In order to promote the rational use of antibiotics, WHO recommends that health Care institutions create tools and implement policies based on real-world data to increase the possibility of patients receiving early and appropriate empirical antimicrobial therapy.20 At present, there are many different predictive scoring models, and most of them have some limitations in independent risk factors. A French scoring system,21 which included the history of travel abroad in the past six months, is clearly not suitable for China. Some scoring models21–23 included the results of previous sputum culture or colonization of drug-resistant bacteria, which were obviously not applicable to patients who visited the hospital for the first time or patients who had no bacterial culture results previously.
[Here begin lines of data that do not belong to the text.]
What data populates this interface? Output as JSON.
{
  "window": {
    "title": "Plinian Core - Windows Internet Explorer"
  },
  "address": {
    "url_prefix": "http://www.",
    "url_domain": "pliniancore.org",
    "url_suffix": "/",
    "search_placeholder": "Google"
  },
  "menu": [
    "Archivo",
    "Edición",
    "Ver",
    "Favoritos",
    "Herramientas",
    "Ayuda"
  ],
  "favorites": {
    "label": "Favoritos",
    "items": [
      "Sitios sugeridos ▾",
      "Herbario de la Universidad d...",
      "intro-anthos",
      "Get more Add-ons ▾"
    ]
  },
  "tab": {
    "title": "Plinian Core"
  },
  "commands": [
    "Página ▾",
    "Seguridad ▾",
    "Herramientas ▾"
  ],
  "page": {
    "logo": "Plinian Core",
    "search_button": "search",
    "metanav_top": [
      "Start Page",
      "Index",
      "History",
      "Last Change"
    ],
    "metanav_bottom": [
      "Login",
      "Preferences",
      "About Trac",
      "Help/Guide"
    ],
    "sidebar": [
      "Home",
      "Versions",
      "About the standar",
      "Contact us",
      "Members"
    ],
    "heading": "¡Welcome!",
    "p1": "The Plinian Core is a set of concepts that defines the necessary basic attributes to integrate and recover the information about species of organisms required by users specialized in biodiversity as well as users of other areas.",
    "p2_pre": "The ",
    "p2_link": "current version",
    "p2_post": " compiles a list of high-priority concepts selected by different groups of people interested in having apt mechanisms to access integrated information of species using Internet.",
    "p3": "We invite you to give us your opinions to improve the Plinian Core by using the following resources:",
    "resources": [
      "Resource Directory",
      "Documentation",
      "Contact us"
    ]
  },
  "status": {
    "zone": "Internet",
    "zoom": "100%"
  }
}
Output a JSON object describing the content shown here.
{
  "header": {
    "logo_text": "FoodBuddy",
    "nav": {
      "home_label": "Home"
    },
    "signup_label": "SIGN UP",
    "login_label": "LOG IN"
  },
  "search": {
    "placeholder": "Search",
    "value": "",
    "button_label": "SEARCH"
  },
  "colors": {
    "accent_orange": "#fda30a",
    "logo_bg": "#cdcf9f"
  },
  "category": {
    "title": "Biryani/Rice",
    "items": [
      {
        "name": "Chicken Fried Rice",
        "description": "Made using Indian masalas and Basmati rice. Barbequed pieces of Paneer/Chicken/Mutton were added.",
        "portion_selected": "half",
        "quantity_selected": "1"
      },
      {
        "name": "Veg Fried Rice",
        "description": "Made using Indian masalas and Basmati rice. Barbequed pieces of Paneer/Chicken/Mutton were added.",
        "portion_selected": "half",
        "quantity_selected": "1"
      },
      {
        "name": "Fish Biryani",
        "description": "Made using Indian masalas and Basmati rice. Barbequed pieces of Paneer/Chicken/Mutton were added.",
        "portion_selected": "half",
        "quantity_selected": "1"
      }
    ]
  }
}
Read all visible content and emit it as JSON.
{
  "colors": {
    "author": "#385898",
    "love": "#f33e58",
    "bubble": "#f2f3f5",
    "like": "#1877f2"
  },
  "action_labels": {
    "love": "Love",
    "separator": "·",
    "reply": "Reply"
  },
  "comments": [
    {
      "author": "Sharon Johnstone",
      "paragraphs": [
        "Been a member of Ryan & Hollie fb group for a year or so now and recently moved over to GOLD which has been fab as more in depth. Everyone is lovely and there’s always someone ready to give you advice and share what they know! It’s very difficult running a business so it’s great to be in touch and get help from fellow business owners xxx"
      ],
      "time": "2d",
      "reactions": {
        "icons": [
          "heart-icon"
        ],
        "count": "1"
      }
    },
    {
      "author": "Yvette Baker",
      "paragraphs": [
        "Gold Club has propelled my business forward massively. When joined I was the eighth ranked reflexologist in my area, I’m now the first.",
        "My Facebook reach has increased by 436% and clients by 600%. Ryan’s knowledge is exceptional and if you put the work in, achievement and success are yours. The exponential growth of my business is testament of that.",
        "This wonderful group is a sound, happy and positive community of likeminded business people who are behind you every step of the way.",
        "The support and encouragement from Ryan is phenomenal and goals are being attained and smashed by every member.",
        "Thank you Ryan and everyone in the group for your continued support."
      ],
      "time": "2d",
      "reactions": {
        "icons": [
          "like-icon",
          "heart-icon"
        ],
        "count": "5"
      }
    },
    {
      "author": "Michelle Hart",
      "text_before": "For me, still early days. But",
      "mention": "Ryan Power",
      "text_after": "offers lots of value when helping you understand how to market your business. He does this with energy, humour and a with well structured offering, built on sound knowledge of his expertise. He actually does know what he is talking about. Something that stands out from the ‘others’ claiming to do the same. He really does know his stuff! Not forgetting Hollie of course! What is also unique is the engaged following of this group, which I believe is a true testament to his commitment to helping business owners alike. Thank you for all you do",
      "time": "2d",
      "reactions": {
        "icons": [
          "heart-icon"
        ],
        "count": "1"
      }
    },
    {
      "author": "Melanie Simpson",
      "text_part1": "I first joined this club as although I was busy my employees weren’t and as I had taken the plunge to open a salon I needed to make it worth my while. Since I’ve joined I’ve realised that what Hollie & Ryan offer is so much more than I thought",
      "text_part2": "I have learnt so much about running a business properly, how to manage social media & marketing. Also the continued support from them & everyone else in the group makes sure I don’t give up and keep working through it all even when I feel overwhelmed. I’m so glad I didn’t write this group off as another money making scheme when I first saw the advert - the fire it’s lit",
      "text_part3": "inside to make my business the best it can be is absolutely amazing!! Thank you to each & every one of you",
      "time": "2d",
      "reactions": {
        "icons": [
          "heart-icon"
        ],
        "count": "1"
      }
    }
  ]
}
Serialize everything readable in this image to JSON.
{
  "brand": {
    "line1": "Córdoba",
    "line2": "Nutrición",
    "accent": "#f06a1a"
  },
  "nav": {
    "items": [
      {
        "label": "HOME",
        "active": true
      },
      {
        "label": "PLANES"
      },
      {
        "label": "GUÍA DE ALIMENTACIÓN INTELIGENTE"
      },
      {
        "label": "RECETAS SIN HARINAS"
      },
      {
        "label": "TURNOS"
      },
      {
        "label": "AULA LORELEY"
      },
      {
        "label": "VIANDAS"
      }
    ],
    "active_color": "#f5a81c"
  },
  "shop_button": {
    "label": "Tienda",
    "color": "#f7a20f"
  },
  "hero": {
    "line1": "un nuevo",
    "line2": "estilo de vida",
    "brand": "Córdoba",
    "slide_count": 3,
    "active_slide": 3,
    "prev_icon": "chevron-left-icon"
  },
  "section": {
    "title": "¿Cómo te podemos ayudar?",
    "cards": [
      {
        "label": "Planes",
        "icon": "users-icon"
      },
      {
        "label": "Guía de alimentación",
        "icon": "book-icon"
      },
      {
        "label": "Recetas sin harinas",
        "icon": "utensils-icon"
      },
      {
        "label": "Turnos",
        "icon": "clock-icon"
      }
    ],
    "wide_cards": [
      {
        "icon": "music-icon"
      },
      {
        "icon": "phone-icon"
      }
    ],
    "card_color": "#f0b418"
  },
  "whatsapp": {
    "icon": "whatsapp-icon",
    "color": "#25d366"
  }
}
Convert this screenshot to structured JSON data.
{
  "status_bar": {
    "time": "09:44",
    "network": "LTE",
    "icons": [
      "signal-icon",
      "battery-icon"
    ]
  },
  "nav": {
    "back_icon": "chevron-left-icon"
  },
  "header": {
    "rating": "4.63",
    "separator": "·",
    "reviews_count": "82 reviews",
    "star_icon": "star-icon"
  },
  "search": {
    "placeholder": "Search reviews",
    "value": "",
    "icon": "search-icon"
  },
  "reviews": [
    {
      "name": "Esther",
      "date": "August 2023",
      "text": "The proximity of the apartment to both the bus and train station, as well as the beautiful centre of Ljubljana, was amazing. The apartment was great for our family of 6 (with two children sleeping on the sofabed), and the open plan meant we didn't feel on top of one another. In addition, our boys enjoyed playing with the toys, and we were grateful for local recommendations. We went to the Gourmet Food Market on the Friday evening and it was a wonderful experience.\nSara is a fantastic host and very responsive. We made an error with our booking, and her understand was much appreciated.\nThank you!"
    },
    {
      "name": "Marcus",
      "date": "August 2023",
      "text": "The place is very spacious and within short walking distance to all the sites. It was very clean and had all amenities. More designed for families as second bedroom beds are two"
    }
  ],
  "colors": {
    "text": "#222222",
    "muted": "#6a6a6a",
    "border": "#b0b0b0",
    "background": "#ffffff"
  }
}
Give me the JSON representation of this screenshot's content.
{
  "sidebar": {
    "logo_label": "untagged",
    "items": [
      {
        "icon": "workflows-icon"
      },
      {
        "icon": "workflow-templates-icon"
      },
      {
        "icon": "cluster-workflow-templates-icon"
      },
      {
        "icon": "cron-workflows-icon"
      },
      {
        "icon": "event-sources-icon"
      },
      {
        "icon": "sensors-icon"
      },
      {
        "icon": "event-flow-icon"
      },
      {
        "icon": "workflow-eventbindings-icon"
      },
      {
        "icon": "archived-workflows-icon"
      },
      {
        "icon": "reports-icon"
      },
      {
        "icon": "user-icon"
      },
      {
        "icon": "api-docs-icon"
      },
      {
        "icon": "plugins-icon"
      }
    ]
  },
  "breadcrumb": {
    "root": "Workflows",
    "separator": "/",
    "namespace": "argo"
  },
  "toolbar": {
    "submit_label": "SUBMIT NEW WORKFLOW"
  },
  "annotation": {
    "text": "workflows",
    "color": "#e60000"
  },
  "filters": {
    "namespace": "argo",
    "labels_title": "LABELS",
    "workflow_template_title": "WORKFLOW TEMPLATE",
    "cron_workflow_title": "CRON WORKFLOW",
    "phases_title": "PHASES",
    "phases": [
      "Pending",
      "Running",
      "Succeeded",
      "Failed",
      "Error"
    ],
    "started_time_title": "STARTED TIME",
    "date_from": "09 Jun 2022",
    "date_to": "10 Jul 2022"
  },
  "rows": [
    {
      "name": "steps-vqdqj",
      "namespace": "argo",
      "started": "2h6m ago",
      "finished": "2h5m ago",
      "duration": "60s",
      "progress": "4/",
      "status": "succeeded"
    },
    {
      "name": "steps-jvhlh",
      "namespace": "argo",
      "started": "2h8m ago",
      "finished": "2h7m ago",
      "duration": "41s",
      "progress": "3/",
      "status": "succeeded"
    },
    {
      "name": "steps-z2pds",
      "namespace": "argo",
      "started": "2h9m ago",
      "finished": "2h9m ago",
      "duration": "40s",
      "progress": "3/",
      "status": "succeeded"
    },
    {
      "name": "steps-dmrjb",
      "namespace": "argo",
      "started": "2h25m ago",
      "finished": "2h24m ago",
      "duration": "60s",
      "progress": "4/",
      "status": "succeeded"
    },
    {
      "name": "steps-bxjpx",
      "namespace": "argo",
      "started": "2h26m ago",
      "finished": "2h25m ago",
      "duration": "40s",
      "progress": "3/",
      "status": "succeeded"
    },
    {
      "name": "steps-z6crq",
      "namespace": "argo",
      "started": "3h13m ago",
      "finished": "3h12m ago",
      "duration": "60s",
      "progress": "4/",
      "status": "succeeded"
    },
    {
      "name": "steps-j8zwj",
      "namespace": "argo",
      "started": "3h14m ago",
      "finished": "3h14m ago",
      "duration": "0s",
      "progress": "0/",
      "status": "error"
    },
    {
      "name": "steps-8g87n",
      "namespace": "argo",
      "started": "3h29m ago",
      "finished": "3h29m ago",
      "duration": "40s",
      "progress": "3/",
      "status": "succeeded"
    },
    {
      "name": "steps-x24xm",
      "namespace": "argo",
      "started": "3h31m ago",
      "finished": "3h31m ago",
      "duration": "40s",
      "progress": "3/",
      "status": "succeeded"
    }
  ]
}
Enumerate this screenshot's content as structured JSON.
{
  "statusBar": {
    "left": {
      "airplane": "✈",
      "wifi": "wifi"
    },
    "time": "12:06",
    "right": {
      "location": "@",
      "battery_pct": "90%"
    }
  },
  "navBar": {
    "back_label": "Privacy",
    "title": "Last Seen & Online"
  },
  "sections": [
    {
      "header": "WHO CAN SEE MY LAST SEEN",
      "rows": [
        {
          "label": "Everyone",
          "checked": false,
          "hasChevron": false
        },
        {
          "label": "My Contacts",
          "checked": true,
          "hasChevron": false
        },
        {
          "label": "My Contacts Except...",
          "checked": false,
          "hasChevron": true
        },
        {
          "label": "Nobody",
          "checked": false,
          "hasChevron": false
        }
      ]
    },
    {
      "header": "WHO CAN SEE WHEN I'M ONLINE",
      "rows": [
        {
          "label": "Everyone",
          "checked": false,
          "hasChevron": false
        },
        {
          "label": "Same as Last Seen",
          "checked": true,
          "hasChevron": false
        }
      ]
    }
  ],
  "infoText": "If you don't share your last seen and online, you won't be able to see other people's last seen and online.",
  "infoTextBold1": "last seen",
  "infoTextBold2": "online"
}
Some scoring models24 included previous use of antibiotics, which is obviously not suitable for patients transferred from other hospitals, because the medical record system databases between hospitals are not interconnected. Some scoring systems25,26 included Charlson comorbidity score, APACHE II (Acute Physiology and Chronic Health Evaluation II) and SOFA score (Sequential Organ Failure Assessment scores),27 Clinicians still need to calculate these scores in the process of evaluation, which increases the complexity of variables. Independent risk factors included in our model can be easily obtained and judged by clinical symptoms and examination results of patients before the date of specimen collection.

Although our model has some advantages and has good discrimination in clinical application, it still has certain limitations. First of all, our study is a single-center study, and the predictive scoring model has not been externally verified, but our hospital is a large-scale comprehensive tertiary hospital with 3000 beds in Northwest China, rather than a specialized hospital, because China currently implements a three-level referral system, so inpatients in our hospital are representative to some extent, nevertheless, a multi-center validation study is needed next. Secondly, our study was a retrospective study in the first stage, and the relevant data came from patients’ medical records, so some important confounding variables might be ignored. In addition, our gold standard was the result of bacterial culture, although we have actively identified the infection or colonization in each patient, the possibility of colonization could not be ruled out completely. Despite these limitations, we attempted to collect all patients over a period of time, rather than randomly select some cases, in order to avoid the impact of selection bias.

Conclusions

In conclusion, this simple and prospectively validated predictive scoring model can effectively help clinicians estimate the probability of occurrence of ABA-HAP and accurately classify patients into the low, moderate and high risk group of ABA-HAP. Moreover, our model can choose different cutoff values according to the patient’s condition. It is more flexible and practical for clinicians to select empirical antimicrobial therapy. Subsequently, the probability of patients receiving early and appropriate empiric antimicrobial therapy increases, thereby the mortality of patients decreases.